Mattie Kenny: 'We know that was an unacceptable performance. The problem is, it’s too f***ing late now'
Mattie Kenny? Not happy. Boy, was he not happy.
The eyes told you that before the thoughts and words started to arrive through gritted teeth. Hands crossed, leaning back against a table under the main stand, he tried to put together a day that had shattered his side’s season.
“There’s an element of responsibility between the players and the management today. That was an unacceptable performance from our group. And we know that. The problem is, it’s too f***ing late now.
“It’s a disappointing way to finish the season for us. Laois put up great fight there. They had great hunger. Dublin weren’t at the required level today. And we’ve nobody to blame for that only ourselves.”
The slow start was the source of their problems. Laois had their foothold and loosening it proved far harder than anyone could have envisaged.
There was rich praise for Laois, their focus and their professionalism, but that was the yin to the yang that were Dublin’s self-inflicted wounds.
Seventeen wides was just one of them.
“Sometimes it’s not any one thing,” said Kenny who more than once balanced his disgust with Dublin with praise for their conquerors. “If you’re off on one thing, you’re probably off on a lot of things. Today we had 17 missed scoring opportunities.
“That cost us dearly. But overall the intensity that we’ve been playing at for the last number of weeks, we didn’t bring it today. And I think that reflected on our tackle-rate and I think it affected on our work rate as well.”

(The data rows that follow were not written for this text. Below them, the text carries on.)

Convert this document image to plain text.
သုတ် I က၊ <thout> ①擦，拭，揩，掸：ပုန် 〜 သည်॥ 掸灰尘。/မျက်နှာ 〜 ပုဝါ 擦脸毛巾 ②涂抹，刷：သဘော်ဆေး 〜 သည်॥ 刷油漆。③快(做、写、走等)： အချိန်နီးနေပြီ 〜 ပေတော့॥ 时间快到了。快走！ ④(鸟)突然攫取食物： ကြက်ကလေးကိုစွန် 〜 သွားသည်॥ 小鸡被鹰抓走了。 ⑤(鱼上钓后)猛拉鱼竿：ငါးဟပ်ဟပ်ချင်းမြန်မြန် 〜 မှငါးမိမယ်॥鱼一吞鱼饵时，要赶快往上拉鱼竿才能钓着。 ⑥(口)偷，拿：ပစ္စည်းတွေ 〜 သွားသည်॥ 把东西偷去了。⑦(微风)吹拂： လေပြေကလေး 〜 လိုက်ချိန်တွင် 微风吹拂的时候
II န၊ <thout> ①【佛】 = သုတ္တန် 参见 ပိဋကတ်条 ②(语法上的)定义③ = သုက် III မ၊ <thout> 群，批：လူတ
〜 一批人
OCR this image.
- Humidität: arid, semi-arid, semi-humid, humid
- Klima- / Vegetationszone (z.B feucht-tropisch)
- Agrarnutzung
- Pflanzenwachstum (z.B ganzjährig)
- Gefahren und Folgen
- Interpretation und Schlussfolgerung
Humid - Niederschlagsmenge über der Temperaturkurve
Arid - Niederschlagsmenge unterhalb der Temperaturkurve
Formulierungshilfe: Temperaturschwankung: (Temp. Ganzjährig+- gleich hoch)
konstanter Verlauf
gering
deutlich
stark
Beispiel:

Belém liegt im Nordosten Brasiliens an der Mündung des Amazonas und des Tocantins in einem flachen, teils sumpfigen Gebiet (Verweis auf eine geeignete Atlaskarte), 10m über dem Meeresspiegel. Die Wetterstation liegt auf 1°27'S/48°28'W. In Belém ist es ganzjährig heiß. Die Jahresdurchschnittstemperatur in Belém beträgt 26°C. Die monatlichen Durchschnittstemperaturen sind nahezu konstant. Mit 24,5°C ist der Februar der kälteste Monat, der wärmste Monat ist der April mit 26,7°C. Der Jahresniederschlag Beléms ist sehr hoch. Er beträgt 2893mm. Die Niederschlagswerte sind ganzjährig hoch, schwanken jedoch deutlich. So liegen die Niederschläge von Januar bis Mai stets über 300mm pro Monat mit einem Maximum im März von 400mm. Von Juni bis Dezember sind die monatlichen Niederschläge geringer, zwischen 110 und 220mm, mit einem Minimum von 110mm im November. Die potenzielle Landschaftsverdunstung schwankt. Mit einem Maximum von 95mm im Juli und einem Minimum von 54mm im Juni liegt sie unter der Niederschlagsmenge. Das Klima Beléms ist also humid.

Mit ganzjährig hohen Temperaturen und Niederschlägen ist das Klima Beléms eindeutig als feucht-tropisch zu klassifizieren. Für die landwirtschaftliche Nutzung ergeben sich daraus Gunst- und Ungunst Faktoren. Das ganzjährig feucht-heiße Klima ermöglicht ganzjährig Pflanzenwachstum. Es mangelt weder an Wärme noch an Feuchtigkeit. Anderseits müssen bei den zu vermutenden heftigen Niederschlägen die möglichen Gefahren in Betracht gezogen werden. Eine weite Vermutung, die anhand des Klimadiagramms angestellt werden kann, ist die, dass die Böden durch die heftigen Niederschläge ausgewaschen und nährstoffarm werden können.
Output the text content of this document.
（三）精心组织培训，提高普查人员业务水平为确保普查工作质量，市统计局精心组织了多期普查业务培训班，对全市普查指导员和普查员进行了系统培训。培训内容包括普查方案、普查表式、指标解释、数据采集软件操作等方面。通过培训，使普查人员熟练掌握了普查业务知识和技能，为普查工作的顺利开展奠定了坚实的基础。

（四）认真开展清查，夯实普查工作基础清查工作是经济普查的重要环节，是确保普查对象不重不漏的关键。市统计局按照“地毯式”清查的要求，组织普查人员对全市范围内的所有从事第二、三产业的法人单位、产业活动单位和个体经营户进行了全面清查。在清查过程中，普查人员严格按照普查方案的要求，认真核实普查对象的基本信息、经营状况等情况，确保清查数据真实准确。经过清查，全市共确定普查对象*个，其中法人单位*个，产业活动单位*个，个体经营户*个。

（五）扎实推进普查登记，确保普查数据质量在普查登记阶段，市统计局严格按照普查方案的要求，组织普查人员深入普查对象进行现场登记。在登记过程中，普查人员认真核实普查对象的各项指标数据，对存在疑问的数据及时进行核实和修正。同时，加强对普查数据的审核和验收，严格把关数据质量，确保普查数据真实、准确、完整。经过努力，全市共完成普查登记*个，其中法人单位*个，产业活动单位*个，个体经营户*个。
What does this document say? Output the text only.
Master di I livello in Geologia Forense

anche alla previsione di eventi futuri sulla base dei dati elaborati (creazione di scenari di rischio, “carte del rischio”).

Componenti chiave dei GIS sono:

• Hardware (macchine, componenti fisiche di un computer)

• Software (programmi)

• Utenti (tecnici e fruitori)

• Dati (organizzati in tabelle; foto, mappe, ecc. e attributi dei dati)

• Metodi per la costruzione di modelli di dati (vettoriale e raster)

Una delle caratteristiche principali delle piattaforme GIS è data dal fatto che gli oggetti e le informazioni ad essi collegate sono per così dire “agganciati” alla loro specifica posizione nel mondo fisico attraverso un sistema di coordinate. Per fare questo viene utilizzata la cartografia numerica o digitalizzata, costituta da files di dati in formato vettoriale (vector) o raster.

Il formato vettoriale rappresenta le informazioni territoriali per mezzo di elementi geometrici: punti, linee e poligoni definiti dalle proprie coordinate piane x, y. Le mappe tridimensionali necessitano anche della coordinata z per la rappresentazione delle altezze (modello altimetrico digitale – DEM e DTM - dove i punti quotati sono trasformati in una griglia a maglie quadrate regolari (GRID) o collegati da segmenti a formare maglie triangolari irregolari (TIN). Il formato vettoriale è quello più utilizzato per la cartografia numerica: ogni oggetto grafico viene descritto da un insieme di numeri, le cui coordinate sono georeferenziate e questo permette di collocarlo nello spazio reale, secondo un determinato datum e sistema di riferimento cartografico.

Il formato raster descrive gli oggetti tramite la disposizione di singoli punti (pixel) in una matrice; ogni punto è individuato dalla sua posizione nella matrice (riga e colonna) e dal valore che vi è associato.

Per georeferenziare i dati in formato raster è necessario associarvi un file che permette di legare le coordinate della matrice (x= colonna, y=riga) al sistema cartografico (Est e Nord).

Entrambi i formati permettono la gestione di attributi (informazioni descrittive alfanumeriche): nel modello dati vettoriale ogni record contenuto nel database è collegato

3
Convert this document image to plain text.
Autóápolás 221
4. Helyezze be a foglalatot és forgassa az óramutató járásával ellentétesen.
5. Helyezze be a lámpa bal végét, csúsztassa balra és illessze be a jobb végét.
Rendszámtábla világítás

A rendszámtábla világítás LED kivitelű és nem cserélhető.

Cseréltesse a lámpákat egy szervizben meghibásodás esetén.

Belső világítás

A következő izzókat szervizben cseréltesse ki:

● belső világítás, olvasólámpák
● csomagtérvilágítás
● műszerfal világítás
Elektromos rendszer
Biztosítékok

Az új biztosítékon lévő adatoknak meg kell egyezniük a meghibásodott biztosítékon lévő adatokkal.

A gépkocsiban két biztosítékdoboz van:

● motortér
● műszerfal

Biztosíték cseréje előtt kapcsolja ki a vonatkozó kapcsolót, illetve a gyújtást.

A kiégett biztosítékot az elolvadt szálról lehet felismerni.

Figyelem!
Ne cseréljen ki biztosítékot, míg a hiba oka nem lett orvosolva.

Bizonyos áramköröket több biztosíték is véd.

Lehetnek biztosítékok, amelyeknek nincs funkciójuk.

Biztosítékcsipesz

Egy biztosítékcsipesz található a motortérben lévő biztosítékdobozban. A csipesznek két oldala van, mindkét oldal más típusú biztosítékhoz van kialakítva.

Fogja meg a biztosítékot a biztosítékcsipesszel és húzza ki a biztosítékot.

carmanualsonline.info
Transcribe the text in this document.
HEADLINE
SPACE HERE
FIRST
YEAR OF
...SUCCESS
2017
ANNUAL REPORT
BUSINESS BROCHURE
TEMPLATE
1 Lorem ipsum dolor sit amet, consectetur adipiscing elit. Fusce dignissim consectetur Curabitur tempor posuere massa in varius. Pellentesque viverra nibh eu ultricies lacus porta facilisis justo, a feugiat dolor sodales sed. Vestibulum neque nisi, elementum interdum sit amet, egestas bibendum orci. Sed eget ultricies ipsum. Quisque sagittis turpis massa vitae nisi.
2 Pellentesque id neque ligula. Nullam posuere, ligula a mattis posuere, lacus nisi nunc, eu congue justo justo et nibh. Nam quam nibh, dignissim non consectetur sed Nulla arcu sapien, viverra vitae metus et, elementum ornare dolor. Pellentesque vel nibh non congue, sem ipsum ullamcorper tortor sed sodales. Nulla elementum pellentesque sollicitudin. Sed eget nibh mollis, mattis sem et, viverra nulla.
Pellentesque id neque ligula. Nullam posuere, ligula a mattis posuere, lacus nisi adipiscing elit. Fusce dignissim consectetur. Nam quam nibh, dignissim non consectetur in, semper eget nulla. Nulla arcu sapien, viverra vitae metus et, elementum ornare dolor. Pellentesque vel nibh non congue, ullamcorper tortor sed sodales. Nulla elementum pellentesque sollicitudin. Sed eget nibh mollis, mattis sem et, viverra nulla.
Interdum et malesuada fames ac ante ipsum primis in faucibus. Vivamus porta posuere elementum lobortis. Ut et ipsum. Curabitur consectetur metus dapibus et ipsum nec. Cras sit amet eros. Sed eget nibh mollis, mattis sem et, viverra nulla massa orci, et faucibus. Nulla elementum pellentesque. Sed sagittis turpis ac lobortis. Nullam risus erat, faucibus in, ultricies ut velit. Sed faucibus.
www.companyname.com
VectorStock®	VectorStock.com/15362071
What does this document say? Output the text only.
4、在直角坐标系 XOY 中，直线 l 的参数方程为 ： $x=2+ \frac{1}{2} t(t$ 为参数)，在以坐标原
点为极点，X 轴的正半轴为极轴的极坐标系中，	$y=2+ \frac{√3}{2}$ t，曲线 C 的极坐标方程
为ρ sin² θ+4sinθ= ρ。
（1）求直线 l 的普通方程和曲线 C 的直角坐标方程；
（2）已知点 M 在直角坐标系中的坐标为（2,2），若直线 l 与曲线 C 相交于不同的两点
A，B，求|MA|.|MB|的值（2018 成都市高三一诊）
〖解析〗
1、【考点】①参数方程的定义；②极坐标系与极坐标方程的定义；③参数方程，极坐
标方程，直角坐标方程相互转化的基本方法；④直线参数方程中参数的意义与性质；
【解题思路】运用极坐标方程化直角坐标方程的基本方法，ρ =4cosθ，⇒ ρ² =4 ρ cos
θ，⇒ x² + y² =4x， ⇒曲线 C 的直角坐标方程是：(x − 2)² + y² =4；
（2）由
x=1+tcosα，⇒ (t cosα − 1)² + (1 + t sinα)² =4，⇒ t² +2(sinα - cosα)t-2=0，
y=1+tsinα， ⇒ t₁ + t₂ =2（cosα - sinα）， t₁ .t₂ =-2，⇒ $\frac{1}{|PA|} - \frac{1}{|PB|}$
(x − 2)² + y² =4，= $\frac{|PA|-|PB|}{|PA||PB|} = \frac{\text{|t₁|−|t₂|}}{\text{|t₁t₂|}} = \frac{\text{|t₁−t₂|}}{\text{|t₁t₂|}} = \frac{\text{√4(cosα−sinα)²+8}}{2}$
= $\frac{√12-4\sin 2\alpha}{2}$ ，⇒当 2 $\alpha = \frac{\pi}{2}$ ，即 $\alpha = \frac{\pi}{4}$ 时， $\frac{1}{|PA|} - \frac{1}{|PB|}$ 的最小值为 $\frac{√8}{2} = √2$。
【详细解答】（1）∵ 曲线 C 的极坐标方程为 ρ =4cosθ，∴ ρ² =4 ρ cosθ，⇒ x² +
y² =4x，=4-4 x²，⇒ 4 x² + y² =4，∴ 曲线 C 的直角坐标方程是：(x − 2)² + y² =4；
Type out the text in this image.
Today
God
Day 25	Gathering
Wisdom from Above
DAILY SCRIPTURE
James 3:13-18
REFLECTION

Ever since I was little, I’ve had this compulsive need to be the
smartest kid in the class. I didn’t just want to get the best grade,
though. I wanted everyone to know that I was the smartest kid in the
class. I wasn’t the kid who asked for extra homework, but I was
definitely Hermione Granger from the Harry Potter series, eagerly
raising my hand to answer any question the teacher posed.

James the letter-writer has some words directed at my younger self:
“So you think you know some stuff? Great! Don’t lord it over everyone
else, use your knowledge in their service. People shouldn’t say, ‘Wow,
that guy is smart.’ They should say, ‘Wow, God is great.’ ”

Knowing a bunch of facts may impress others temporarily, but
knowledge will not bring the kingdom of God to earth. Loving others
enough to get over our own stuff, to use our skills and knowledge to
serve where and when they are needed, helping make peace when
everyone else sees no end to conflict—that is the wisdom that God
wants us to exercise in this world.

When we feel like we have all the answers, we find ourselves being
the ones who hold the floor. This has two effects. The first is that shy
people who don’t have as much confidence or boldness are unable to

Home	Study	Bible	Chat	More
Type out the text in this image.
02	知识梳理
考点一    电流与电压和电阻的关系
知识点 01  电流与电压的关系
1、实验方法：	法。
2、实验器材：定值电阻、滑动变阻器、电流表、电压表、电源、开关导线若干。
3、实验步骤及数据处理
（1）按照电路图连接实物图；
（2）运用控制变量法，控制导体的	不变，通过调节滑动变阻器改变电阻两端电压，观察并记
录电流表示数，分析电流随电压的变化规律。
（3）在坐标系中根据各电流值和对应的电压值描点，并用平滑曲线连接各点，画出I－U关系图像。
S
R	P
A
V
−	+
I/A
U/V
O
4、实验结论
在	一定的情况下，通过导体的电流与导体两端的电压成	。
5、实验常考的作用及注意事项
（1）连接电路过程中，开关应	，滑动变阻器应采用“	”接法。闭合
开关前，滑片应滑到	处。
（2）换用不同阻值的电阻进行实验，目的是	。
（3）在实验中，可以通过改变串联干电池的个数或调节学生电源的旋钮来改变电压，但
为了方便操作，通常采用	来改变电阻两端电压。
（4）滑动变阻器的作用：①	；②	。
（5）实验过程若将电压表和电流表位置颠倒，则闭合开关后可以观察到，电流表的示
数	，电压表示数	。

There was an acceptance that this has soured his first season in charge, one that had shown such promise with a run to the league semi-final and a superb provincial campaign that saw them progress to this knockout stage at Galway’s expense.
They’ll be all winter flushing the sins from this one out of their system.
No doubt this will be dissected by players and management and supporters over and back and among the imponderables will be the side’s attitude.
Had they let all that talk of Laois’ short turnaround from the Joe McDonagh final seep into their brains?
Had they taken Laois for granted in general? Were their minds already on a Tipperary side they had beaten in a league quarter-final in Thurles? Kenny, for one, didn’t see any of that.
“Our preparation went really well. But sport is funny. You have to make sure that outside influences don’t seep into the guys’ minds.
A lot of people were writing about ‘Dublin are playing Tipperary’. That was being disrespectful to Laois, because Laois played really well in the Joe McDonagh.
“They played really well again today. Even though our shooting was off, on the day you can’t have any complaint about the result.
“The best team won on the day. You’d be very disappointed with the Dublin performance. It’s just not up to what we expect from this group and ourselves.”